Discussion in 'The Projects Forum' started by OigMan, Jul 30, 2014.

  1. OigMan

    Thread Starter New Member

    Jul 30, 2014
    This might be a bit of an odd one but I am using an 18650 battery as a power source which puts out about 4.2v on a full charge and as many as 20 amps. I am trying to use a relay in my circuit but am having trouble finding a 4v relay that will support more than 1 amp. I was thinking about using 3 18650 batteries to be able to run at 12v high amp relay but I would then have to reduce the power down to 4v before it reaches the kanthal heating element. Is there any way to use a 12v relay in a 4v circuit?
  2. MaxHeadRoom


    Jul 18, 2013
    Use a 3v-35v SSR.
  3. mcgyvr

    AAC Fanatic!

    Oct 15, 2009
    There are plenty of 5v relays.. but what exactly are you trying to do.
    A relay has a coil (that you apply voltage to and it uses a small amount of current).
    that coil switches a set of contacts magnetically to create a circuit just like flipping a manual wall switch.
    The "contact" side is isolated from the "coil" side and is commonly switching a different voltage/current level or the same.
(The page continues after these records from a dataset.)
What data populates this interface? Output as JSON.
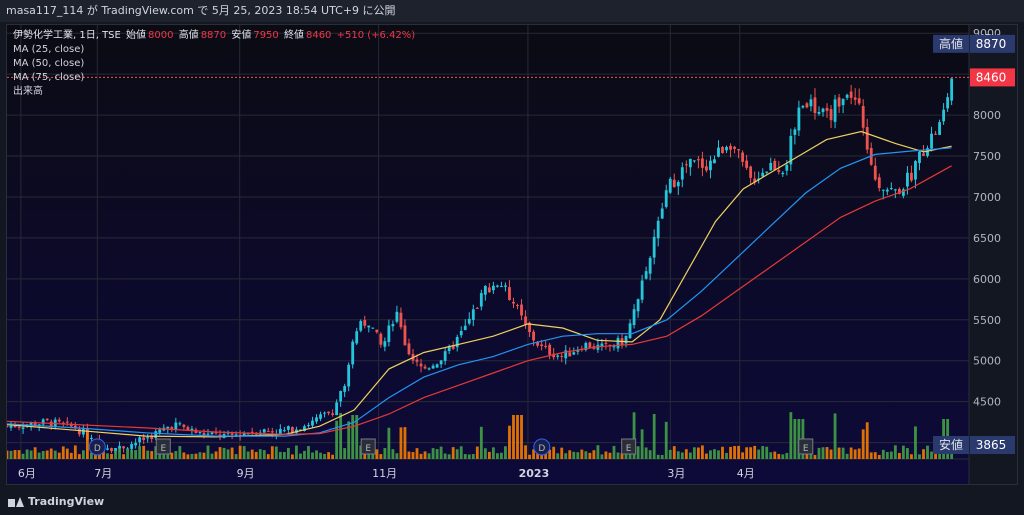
{
  "header": {
    "publish_line": "masa117_114 が TradingView.com で 5月 25, 2023 18:54 UTC+9 に公開"
  },
  "legend": {
    "symbol": "伊勢化学工業, 1日, TSE",
    "open_label": "始値",
    "open_value": "8000",
    "high_label": "高値",
    "high_value": "8870",
    "low_label": "安値",
    "low_value": "7950",
    "close_label": "終値",
    "close_value": "8460",
    "change": "+510 (+6.42%)",
    "ma25": "MA (25, close)",
    "ma50": "MA (50, close)",
    "ma75": "MA (75, close)",
    "volume": "出来高"
  },
  "footer": {
    "brand": "TradingView"
  },
  "chart_data": {
    "type": "candlestick",
    "currency": "JPY",
    "y_ticks": [
      4000,
      4500,
      5000,
      5500,
      6000,
      6500,
      7000,
      7500,
      8000,
      8500,
      9000
    ],
    "ylim": [
      3800,
      9100
    ],
    "x_tick_labels": [
      "6月",
      "7月",
      "9月",
      "11月",
      "2023",
      "3月",
      "4月"
    ],
    "markers": {
      "high": {
        "label": "高値",
        "value": 8870
      },
      "last": {
        "value": 8460
      },
      "low": {
        "label": "安値",
        "value": 3865
      }
    },
    "events": [
      {
        "label": "D",
        "month_pos": 1.3
      },
      {
        "label": "E",
        "month_pos": 2.25
      },
      {
        "label": "E",
        "month_pos": 5.2
      },
      {
        "label": "D",
        "month_pos": 7.7
      },
      {
        "label": "E",
        "month_pos": 8.95
      },
      {
        "label": "E",
        "month_pos": 11.5
      }
    ],
    "price_path": [
      [
        0,
        4200
      ],
      [
        0.6,
        4250
      ],
      [
        1.0,
        4180
      ],
      [
        1.3,
        3980
      ],
      [
        1.6,
        3930
      ],
      [
        2.0,
        4050
      ],
      [
        2.4,
        4230
      ],
      [
        2.8,
        4100
      ],
      [
        3.2,
        4080
      ],
      [
        3.6,
        4150
      ],
      [
        4.0,
        4140
      ],
      [
        4.4,
        4250
      ],
      [
        4.7,
        4400
      ],
      [
        4.9,
        4800
      ],
      [
        5.0,
        5350
      ],
      [
        5.2,
        5500
      ],
      [
        5.4,
        5150
      ],
      [
        5.6,
        5600
      ],
      [
        5.8,
        5000
      ],
      [
        6.0,
        4900
      ],
      [
        6.3,
        5050
      ],
      [
        6.6,
        5400
      ],
      [
        6.9,
        5900
      ],
      [
        7.1,
        5950
      ],
      [
        7.3,
        5700
      ],
      [
        7.5,
        5350
      ],
      [
        7.7,
        5150
      ],
      [
        8.0,
        5050
      ],
      [
        8.3,
        5200
      ],
      [
        8.6,
        5150
      ],
      [
        8.9,
        5250
      ],
      [
        9.1,
        5800
      ],
      [
        9.3,
        6400
      ],
      [
        9.5,
        7100
      ],
      [
        9.8,
        7400
      ],
      [
        10.1,
        7400
      ],
      [
        10.4,
        7700
      ],
      [
        10.7,
        7200
      ],
      [
        11.0,
        7400
      ],
      [
        11.2,
        7350
      ],
      [
        11.35,
        7900
      ],
      [
        11.5,
        8200
      ],
      [
        11.8,
        7950
      ],
      [
        12.1,
        8350
      ],
      [
        12.3,
        8000
      ],
      [
        12.5,
        7200
      ],
      [
        12.8,
        7050
      ],
      [
        13.0,
        7250
      ],
      [
        13.2,
        7600
      ],
      [
        13.45,
        7900
      ],
      [
        13.6,
        8460
      ]
    ],
    "ma25": [
      [
        0,
        4220
      ],
      [
        1,
        4150
      ],
      [
        2,
        4080
      ],
      [
        3,
        4070
      ],
      [
        4,
        4100
      ],
      [
        4.5,
        4200
      ],
      [
        5,
        4400
      ],
      [
        5.5,
        4900
      ],
      [
        6,
        5100
      ],
      [
        6.5,
        5200
      ],
      [
        7,
        5300
      ],
      [
        7.5,
        5450
      ],
      [
        8,
        5400
      ],
      [
        8.5,
        5250
      ],
      [
        9,
        5230
      ],
      [
        9.4,
        5500
      ],
      [
        9.8,
        6100
      ],
      [
        10.2,
        6700
      ],
      [
        10.6,
        7100
      ],
      [
        11,
        7300
      ],
      [
        11.4,
        7500
      ],
      [
        11.8,
        7700
      ],
      [
        12.3,
        7800
      ],
      [
        12.8,
        7650
      ],
      [
        13.2,
        7550
      ],
      [
        13.6,
        7620
      ]
    ],
    "ma50": [
      [
        0,
        4230
      ],
      [
        1,
        4180
      ],
      [
        2,
        4120
      ],
      [
        3,
        4080
      ],
      [
        4,
        4080
      ],
      [
        4.5,
        4120
      ],
      [
        5,
        4250
      ],
      [
        5.5,
        4550
      ],
      [
        6,
        4800
      ],
      [
        6.5,
        4950
      ],
      [
        7,
        5050
      ],
      [
        7.5,
        5200
      ],
      [
        8,
        5300
      ],
      [
        8.5,
        5330
      ],
      [
        9,
        5330
      ],
      [
        9.5,
        5500
      ],
      [
        10,
        5850
      ],
      [
        10.5,
        6250
      ],
      [
        11,
        6650
      ],
      [
        11.5,
        7050
      ],
      [
        12,
        7350
      ],
      [
        12.5,
        7520
      ],
      [
        13,
        7560
      ],
      [
        13.6,
        7600
      ]
    ],
    "ma75": [
      [
        0,
        4260
      ],
      [
        1,
        4220
      ],
      [
        2,
        4180
      ],
      [
        3,
        4130
      ],
      [
        4,
        4100
      ],
      [
        4.5,
        4110
      ],
      [
        5,
        4200
      ],
      [
        5.5,
        4350
      ],
      [
        6,
        4550
      ],
      [
        6.5,
        4700
      ],
      [
        7,
        4850
      ],
      [
        7.5,
        5000
      ],
      [
        8,
        5100
      ],
      [
        8.5,
        5170
      ],
      [
        9,
        5200
      ],
      [
        9.5,
        5300
      ],
      [
        10,
        5550
      ],
      [
        10.5,
        5850
      ],
      [
        11,
        6150
      ],
      [
        11.5,
        6450
      ],
      [
        12,
        6750
      ],
      [
        12.5,
        6950
      ],
      [
        13,
        7100
      ],
      [
        13.6,
        7380
      ]
    ]
  }
}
    So are you using this 4v source to turn on the coil side and then also using the same 4v to turn on a heating element (e-smoke or dab vaporizer.. I'd guess)
    What is the "on" button?
    What is the resistance of your heating coil?
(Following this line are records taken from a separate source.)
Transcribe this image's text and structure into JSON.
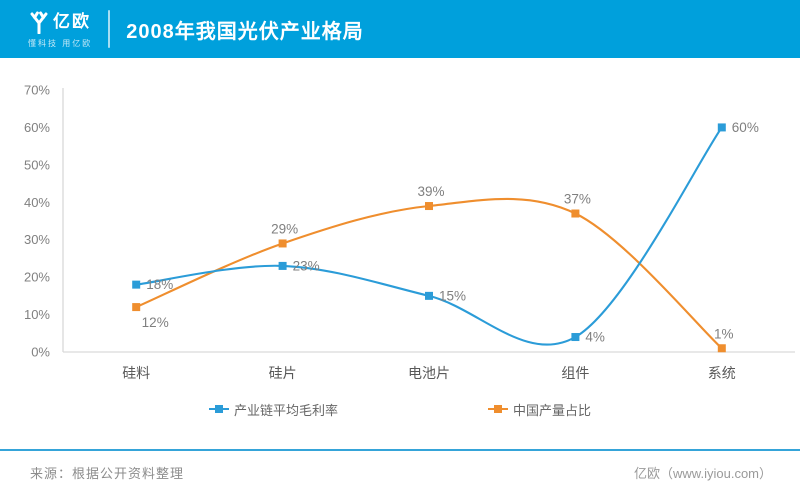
{
  "header": {
    "logo_text": "亿欧",
    "tagline": "懂科技 用亿欧",
    "title": "2008年我国光伏产业格局"
  },
  "colors": {
    "header_bg": "#00A0DC",
    "series_blue": "#2B9CD8",
    "series_orange": "#EF8E2E",
    "axis_line": "#D9D9D9",
    "tick_text": "#808080",
    "data_label_text": "#7F7F7F",
    "category_text": "#595959",
    "footer_line": "#35A4D9"
  },
  "chart_data": {
    "type": "line",
    "title": "2008年我国光伏产业格局",
    "categories": [
      "硅料",
      "硅片",
      "电池片",
      "组件",
      "系统"
    ],
    "series": [
      {
        "name": "产业链平均毛利率",
        "slug": "gross-margin",
        "color_key": "series_blue",
        "values": [
          18,
          23,
          15,
          4,
          60
        ],
        "data_labels": [
          "18%",
          "23%",
          "15%",
          "4%",
          "60%"
        ],
        "label_pos": [
          "right",
          "right",
          "right",
          "right",
          "right"
        ]
      },
      {
        "name": "中国产量占比",
        "slug": "china-output-share",
        "color_key": "series_orange",
        "values": [
          12,
          29,
          39,
          37,
          1
        ],
        "data_labels": [
          "12%",
          "29%",
          "39%",
          "37%",
          "1%"
        ],
        "label_pos": [
          "below-right",
          "above",
          "above",
          "above",
          "above"
        ]
      }
    ],
    "xlabel": "",
    "ylabel": "",
    "ylim": [
      0,
      70
    ],
    "ytick_labels": [
      "0%",
      "10%",
      "20%",
      "30%",
      "40%",
      "50%",
      "60%",
      "70%"
    ],
    "grid": false,
    "smooth": true,
    "legend_position": "bottom"
  },
  "footer": {
    "source": "来源：根据公开资料整理",
    "brand": "亿欧（www.iyiou.com）"
  }
}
    Just because a battery could deliver 20A doesn't mean it ever will
  4. OigMan

    Thread Starter New Member

    Jul 30, 2014
    Thank you for the quick reply and while this would likely do the trick I freer that it is to large as space is a limiting factor

    Mcgyvr, you are correct this is for an electronic cigarette. I have a 4v high amp current that I am trying not to run though the switch just to be safe because 20 amps is a lot of current to put though most momentary switches. Not to mention the only high amp switches I could find can only be activated with 12v of power

    I have worked with relays before but only in 12v circuits, honestly I have only worked with 12v systems period as the only time I am doing any kind of wiring its usually on my car or truck
    Last edited: Jul 30, 2014
  5. paulktreg

    Distinguished Member

    Jun 2, 2008
    Do you need something like this but I presume you aren't in the UK?
  6. OigMan

    Thread Starter New Member

    Jul 30, 2014
    That looks like something that would be useful to me yes and you're correct I am in the US. Awesome find though thank you, maybe I can find that here.
  7. inwo

    Well-Known Member

    Nov 7, 2013
  8. mcgyvr

    AAC Fanatic!

    Oct 15, 2009
    and the resistance of your heating coil is....?
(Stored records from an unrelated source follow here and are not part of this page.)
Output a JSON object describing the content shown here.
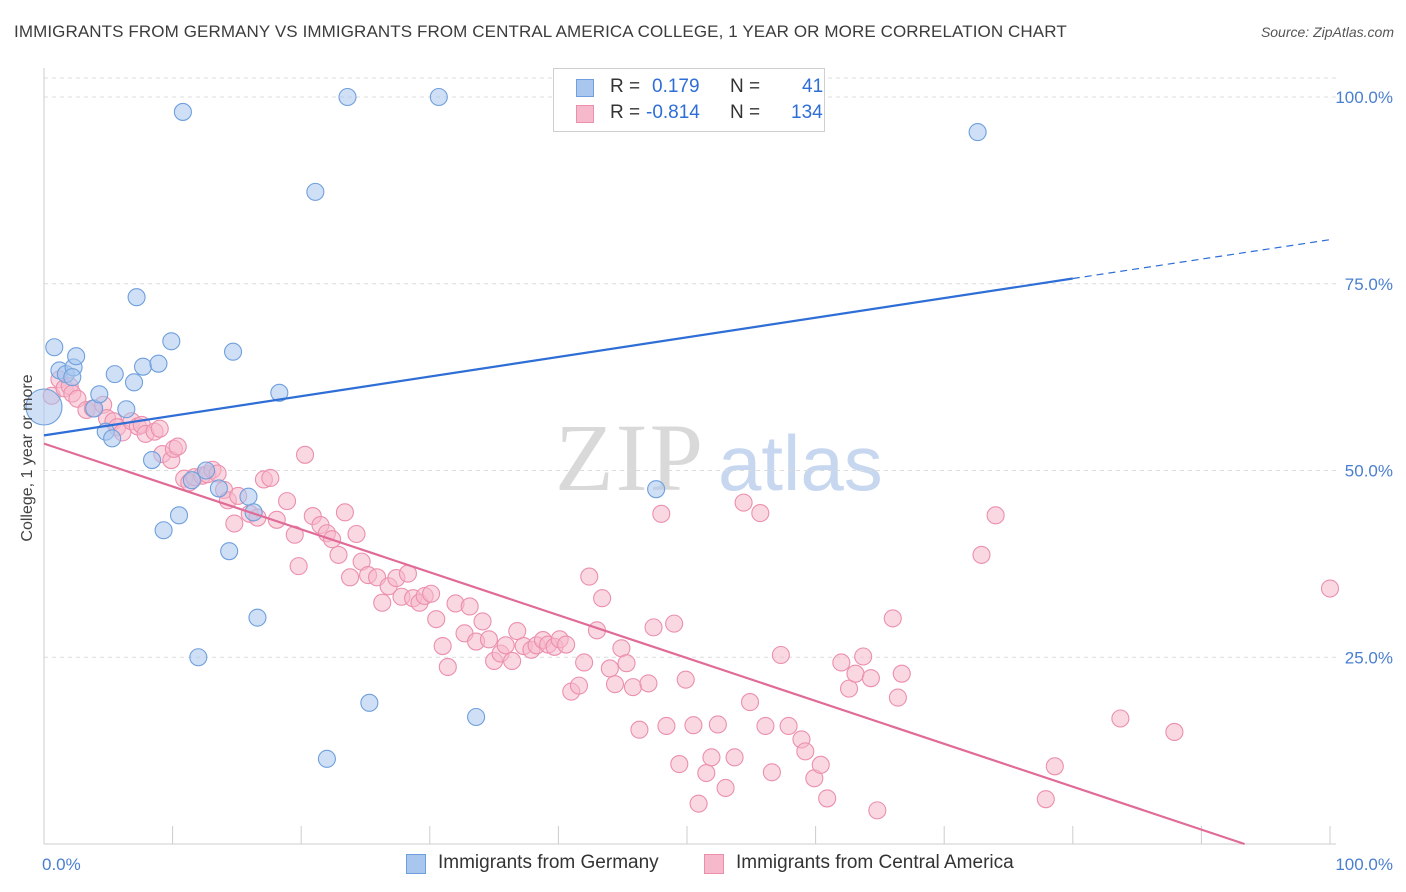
{
  "title": "IMMIGRANTS FROM GERMANY VS IMMIGRANTS FROM CENTRAL AMERICA COLLEGE, 1 YEAR OR MORE CORRELATION CHART",
  "source": "Source: ZipAtlas.com",
  "watermark": {
    "zip": "ZIP",
    "atlas": "atlas"
  },
  "colors": {
    "blue_fill": "#a8c6ee",
    "blue_stroke": "#6f9fdc",
    "blue_line": "#2e6ed6",
    "pink_fill": "#f6b8cb",
    "pink_stroke": "#ec8fad",
    "pink_line": "#e06b97",
    "tick_text": "#4a7fcf",
    "grid": "#dcdcdc"
  },
  "legend": {
    "rows": [
      {
        "r_label": "R =",
        "r_value": "0.179",
        "n_label": "N =",
        "n_value": "41"
      },
      {
        "r_label": "R =",
        "r_value": "-0.814",
        "n_label": "N =",
        "n_value": "134"
      }
    ]
  },
  "bottom_legend": [
    "Immigrants from Germany",
    "Immigrants from Central America"
  ],
  "chart_data": {
    "type": "scatter",
    "title": "IMMIGRANTS FROM GERMANY VS IMMIGRANTS FROM CENTRAL AMERICA COLLEGE, 1 YEAR OR MORE CORRELATION CHART",
    "xlabel": "",
    "ylabel": "College, 1 year or more",
    "xlim": [
      0,
      100
    ],
    "ylim": [
      0,
      102
    ],
    "x_tick_labels": [
      "0.0%",
      "100.0%"
    ],
    "y_ticks": [
      25,
      50,
      75,
      100
    ],
    "y_tick_labels": [
      "25.0%",
      "50.0%",
      "75.0%",
      "100.0%"
    ],
    "grid": "horizontal dashed",
    "legend_position": "top-center",
    "series": [
      {
        "name": "Immigrants from Germany",
        "color": "#a8c6ee",
        "r": 0.179,
        "n": 41,
        "trend": {
          "x": [
            0,
            80
          ],
          "y": [
            54.7,
            75.7
          ],
          "dashed_extension_to_x": 100,
          "dashed_extension_y": 80.9
        },
        "points": [
          [
            0.0,
            58.5
          ],
          [
            0.8,
            66.5
          ],
          [
            1.2,
            63.4
          ],
          [
            1.7,
            62.9
          ],
          [
            2.3,
            63.8
          ],
          [
            2.5,
            65.3
          ],
          [
            2.2,
            62.5
          ],
          [
            3.9,
            58.3
          ],
          [
            4.3,
            60.2
          ],
          [
            4.8,
            55.2
          ],
          [
            5.3,
            54.3
          ],
          [
            5.5,
            62.9
          ],
          [
            6.4,
            58.2
          ],
          [
            7.0,
            61.8
          ],
          [
            7.2,
            73.2
          ],
          [
            7.7,
            63.9
          ],
          [
            8.4,
            51.4
          ],
          [
            8.9,
            64.3
          ],
          [
            9.3,
            42.0
          ],
          [
            9.9,
            67.3
          ],
          [
            10.5,
            44.0
          ],
          [
            10.8,
            98.0
          ],
          [
            11.5,
            48.7
          ],
          [
            12.0,
            25.0
          ],
          [
            12.6,
            50.0
          ],
          [
            13.6,
            47.6
          ],
          [
            14.4,
            39.2
          ],
          [
            14.7,
            65.9
          ],
          [
            15.9,
            46.5
          ],
          [
            16.3,
            44.4
          ],
          [
            16.6,
            30.3
          ],
          [
            18.3,
            60.4
          ],
          [
            21.1,
            87.3
          ],
          [
            22.0,
            11.4
          ],
          [
            23.6,
            100.0
          ],
          [
            25.3,
            18.9
          ],
          [
            30.7,
            100.0
          ],
          [
            33.6,
            17.0
          ],
          [
            47.6,
            47.5
          ],
          [
            49.9,
            100.0
          ],
          [
            72.6,
            95.3
          ]
        ]
      },
      {
        "name": "Immigrants from Central America",
        "color": "#f6b8cb",
        "r": -0.814,
        "n": 134,
        "trend": {
          "x": [
            0,
            100
          ],
          "y": [
            53.6,
            -4.0
          ]
        },
        "points": [
          [
            0.6,
            60.0
          ],
          [
            1.2,
            62.2
          ],
          [
            1.6,
            61.0
          ],
          [
            2.0,
            61.3
          ],
          [
            2.2,
            60.3
          ],
          [
            2.6,
            59.6
          ],
          [
            3.3,
            58.1
          ],
          [
            3.8,
            58.3
          ],
          [
            4.6,
            58.8
          ],
          [
            4.9,
            57.0
          ],
          [
            5.4,
            56.6
          ],
          [
            5.7,
            55.8
          ],
          [
            6.1,
            55.1
          ],
          [
            6.8,
            56.6
          ],
          [
            7.3,
            55.9
          ],
          [
            7.6,
            56.1
          ],
          [
            7.9,
            54.9
          ],
          [
            8.6,
            55.2
          ],
          [
            9.0,
            55.6
          ],
          [
            9.2,
            52.2
          ],
          [
            9.9,
            51.4
          ],
          [
            10.1,
            52.9
          ],
          [
            10.4,
            53.2
          ],
          [
            10.9,
            48.9
          ],
          [
            11.3,
            48.4
          ],
          [
            11.7,
            49.1
          ],
          [
            12.3,
            49.3
          ],
          [
            12.7,
            49.5
          ],
          [
            13.1,
            50.1
          ],
          [
            13.5,
            49.6
          ],
          [
            14.0,
            47.4
          ],
          [
            14.3,
            46.0
          ],
          [
            14.8,
            42.9
          ],
          [
            15.1,
            46.6
          ],
          [
            16.0,
            44.2
          ],
          [
            16.6,
            43.7
          ],
          [
            17.1,
            48.8
          ],
          [
            17.6,
            49.0
          ],
          [
            18.1,
            43.4
          ],
          [
            18.9,
            45.9
          ],
          [
            19.5,
            41.4
          ],
          [
            19.8,
            37.2
          ],
          [
            20.3,
            52.1
          ],
          [
            20.9,
            43.9
          ],
          [
            21.5,
            42.7
          ],
          [
            22.0,
            41.6
          ],
          [
            22.4,
            40.8
          ],
          [
            22.9,
            38.7
          ],
          [
            23.4,
            44.4
          ],
          [
            23.8,
            35.7
          ],
          [
            24.3,
            41.5
          ],
          [
            24.7,
            37.8
          ],
          [
            25.2,
            36.0
          ],
          [
            25.9,
            35.7
          ],
          [
            26.3,
            32.3
          ],
          [
            26.8,
            34.5
          ],
          [
            27.4,
            35.6
          ],
          [
            27.8,
            33.1
          ],
          [
            28.3,
            36.2
          ],
          [
            28.7,
            32.9
          ],
          [
            29.2,
            32.3
          ],
          [
            29.6,
            33.2
          ],
          [
            30.1,
            33.5
          ],
          [
            30.5,
            30.1
          ],
          [
            31.0,
            26.5
          ],
          [
            31.4,
            23.7
          ],
          [
            32.0,
            32.2
          ],
          [
            32.7,
            28.2
          ],
          [
            33.1,
            31.8
          ],
          [
            33.6,
            27.1
          ],
          [
            34.1,
            29.8
          ],
          [
            34.6,
            27.4
          ],
          [
            35.0,
            24.5
          ],
          [
            35.5,
            25.5
          ],
          [
            35.9,
            26.6
          ],
          [
            36.4,
            24.5
          ],
          [
            36.8,
            28.5
          ],
          [
            37.3,
            26.5
          ],
          [
            37.9,
            26.0
          ],
          [
            38.3,
            26.6
          ],
          [
            38.8,
            27.3
          ],
          [
            39.2,
            26.7
          ],
          [
            39.7,
            26.4
          ],
          [
            40.1,
            27.4
          ],
          [
            40.6,
            26.7
          ],
          [
            41.0,
            20.4
          ],
          [
            41.6,
            21.2
          ],
          [
            42.0,
            24.3
          ],
          [
            42.4,
            35.8
          ],
          [
            43.0,
            28.6
          ],
          [
            43.4,
            32.9
          ],
          [
            44.0,
            23.5
          ],
          [
            44.4,
            21.4
          ],
          [
            44.9,
            26.2
          ],
          [
            45.3,
            24.2
          ],
          [
            45.8,
            21.0
          ],
          [
            46.3,
            15.3
          ],
          [
            47.0,
            21.5
          ],
          [
            47.4,
            29.0
          ],
          [
            48.0,
            44.2
          ],
          [
            48.4,
            15.8
          ],
          [
            49.0,
            29.5
          ],
          [
            49.4,
            10.7
          ],
          [
            49.9,
            22.0
          ],
          [
            50.5,
            15.9
          ],
          [
            50.9,
            5.4
          ],
          [
            51.5,
            9.5
          ],
          [
            51.9,
            11.6
          ],
          [
            52.4,
            16.0
          ],
          [
            53.0,
            7.5
          ],
          [
            53.7,
            11.6
          ],
          [
            54.4,
            45.7
          ],
          [
            54.9,
            19.0
          ],
          [
            55.7,
            44.3
          ],
          [
            56.1,
            15.8
          ],
          [
            56.6,
            9.6
          ],
          [
            57.3,
            25.3
          ],
          [
            57.9,
            15.8
          ],
          [
            58.9,
            14.0
          ],
          [
            59.2,
            12.4
          ],
          [
            59.9,
            8.8
          ],
          [
            60.4,
            10.6
          ],
          [
            60.9,
            6.1
          ],
          [
            62.0,
            24.3
          ],
          [
            62.6,
            20.8
          ],
          [
            63.1,
            22.8
          ],
          [
            63.7,
            25.1
          ],
          [
            64.3,
            22.2
          ],
          [
            64.8,
            4.5
          ],
          [
            66.0,
            30.2
          ],
          [
            66.4,
            19.6
          ],
          [
            66.7,
            22.8
          ],
          [
            72.9,
            38.7
          ],
          [
            74.0,
            44.0
          ],
          [
            77.9,
            6.0
          ],
          [
            78.6,
            10.4
          ],
          [
            83.7,
            16.8
          ],
          [
            87.9,
            15.0
          ],
          [
            100.0,
            34.2
          ]
        ]
      }
    ]
  }
}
    If your voltage is 4V and your coil is 1 ohm..
    Then the max current you will draw from the battery is 4/1=4A
    If a 2 ohm coil 4/2=2A

    You probably don't have a .2 ohm coil so you will never have 20A..
    hopefully you aren't one of those silly cloud chasers.
  9. takao21203

    AAC Fanatic!

    Apr 28, 2012
    you should use a MOSFET
  10. alfacliff

    Well-Known Member

    Dec 13, 2013
    as max said before, use a ssr. a solid state relay with an input voltage of 3 to 35 volts at very low current. just make sure it is a DC ssr. a simple 4 connection fairly small block of eoxy.